A menudo recuerdo aquel anuncio que trataba de incentivar el turismo rural a golpe de "déjate adoptar por un pueblo".
Para mi era extraordinario el que alguien me hubiera leído el pensamiento y plasmara tan claramente lo entrañable de las visitas al pueblo de mi padre, no tan a menudo como me hubiera gustado, pero bueno.
Todo esto viene a que el pasado finde mi familia volvió a visitarnos, justo a tiempo para disfrutar de una ciudad que acababa de estrenar la Navidad.
Paseamos debajo de los adornos luminosos de toda la vida y por el puerto. Escuchamos el "yo me remendaba y yo me remendé" a todo volumen al pasar y visitamos el Belén de la Plaza San Francisco con la ilusión con la que lo hacía en la infancia. Y al ver el guiñol con montones los niños sentados a los pies, mi hermano y yo corrimos cual moscas atraídas por la miel para unirnos al festival de bromas del titiritero.

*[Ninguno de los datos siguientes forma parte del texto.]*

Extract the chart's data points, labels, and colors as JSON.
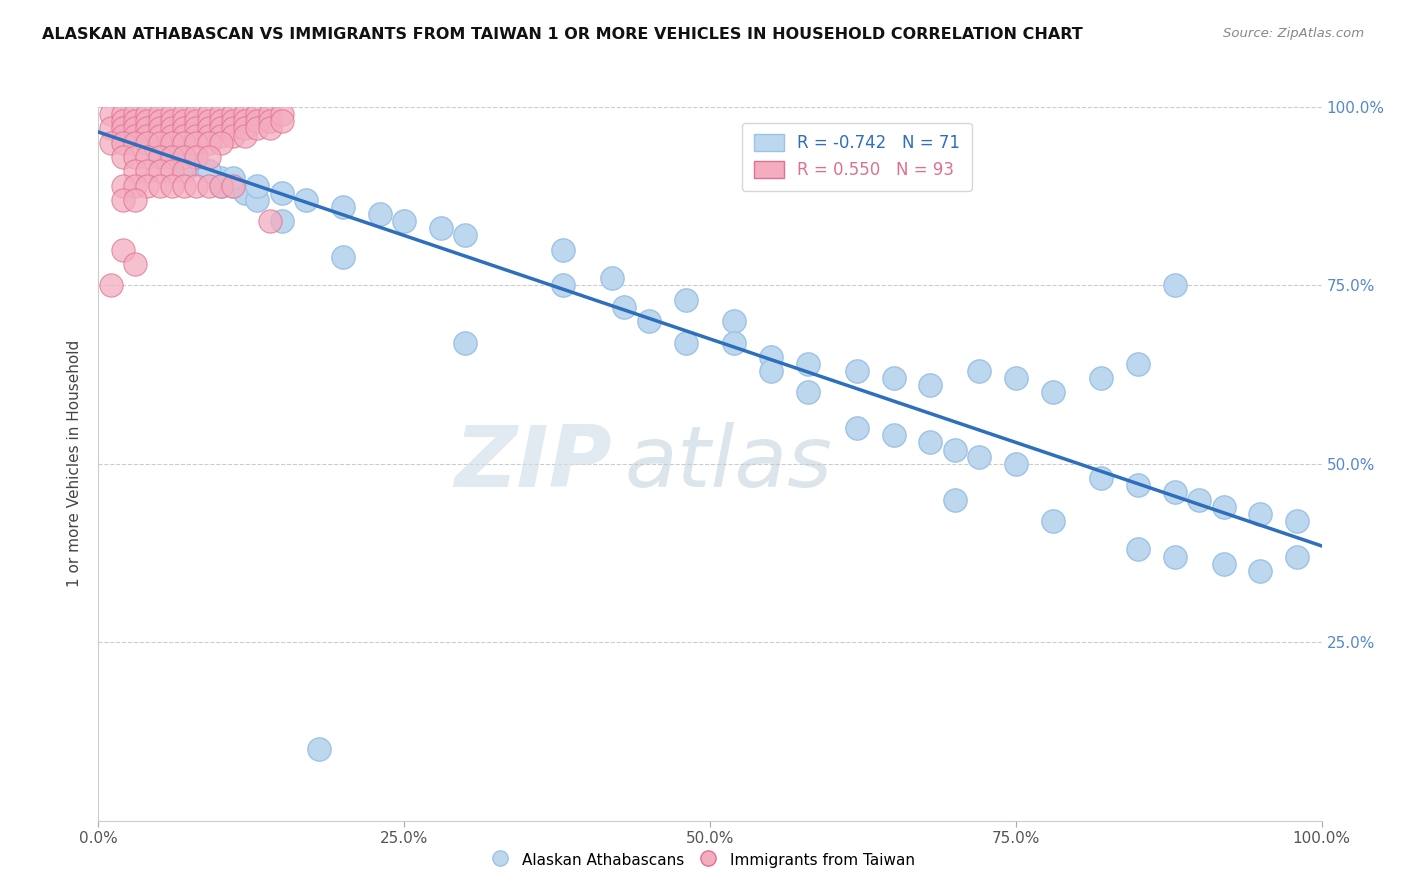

Creo que fue en el momento en el que estaban recogiendo sus cosas y me despedía, cuando mi padre me confesó que le había gustado especialmente revivir las fiestas en un lugar más pequeño porque le parecía que tenían una magia especial, distinta a como lo vivimos en las ciudades más grandes (un pensamiento muy a lo vida lenta {ct}, vamos).
Inmediatamente recordé la emoción que sentí una mañana de la semana anterior cuando, mientras desayunaba, me percaté de que acaban de colgar una gran bola iluminada justo frente a mi ventana. Sólo eran las 8 y el sol ya había salido, pero se ve que estaban probando las luces.
Me acordé de la gracia que me hace el espumillón multicolor adornando escaparates de todo tipo. No hay distinción en lo que respecta al negocio. Tiendas de cocinas, farmacias o confiterías. Todos y todos lo tienen.
Seguro que al volver caminando de noche, después de la cena de navidad de compañeros de curso el próximo viernes, podré admirarlos más tranquilamente. Aquí no necesito un taxi para volver a casa en "la noche oficial con más trabajo del año", según me dijo que era un taxista después de luchar dos horas por dar con uno, precisamente ese día. Puedo volver andando.
También me vino a la mente el post de Pepa dedicado a los mercadillos navideños de Berlín y el espíritu navideño que se respiraba en ellos. Le comenté que aquí todo era más sencillo pero que pasear por el centro tenía mucho encanto.
Todo esto me flasheó mientras seguía escuchándole. Ahí de pie, muy quieta.
Y de repente sentí que el corazón se me reblandecía. Mórbido hasta volverse pastoso.
La herencia genética a veces consiste en un tono de piel, el tamaño de la nariz o la forma del dedo pequeño del pie. Otras en cambio consisten en las sensaciones y pensamientos idénticos que se pueden generar en dos personas, en espacio de tiempo distinto, al mirar el mismo paisaje, oler el mismo aroma o al vivir la misma experiencia.
Vamos, que en ese instante me enternecí porque me sentí más hija de mi padre que nunca. Más fanática de la Navidad que de ninguna otra época.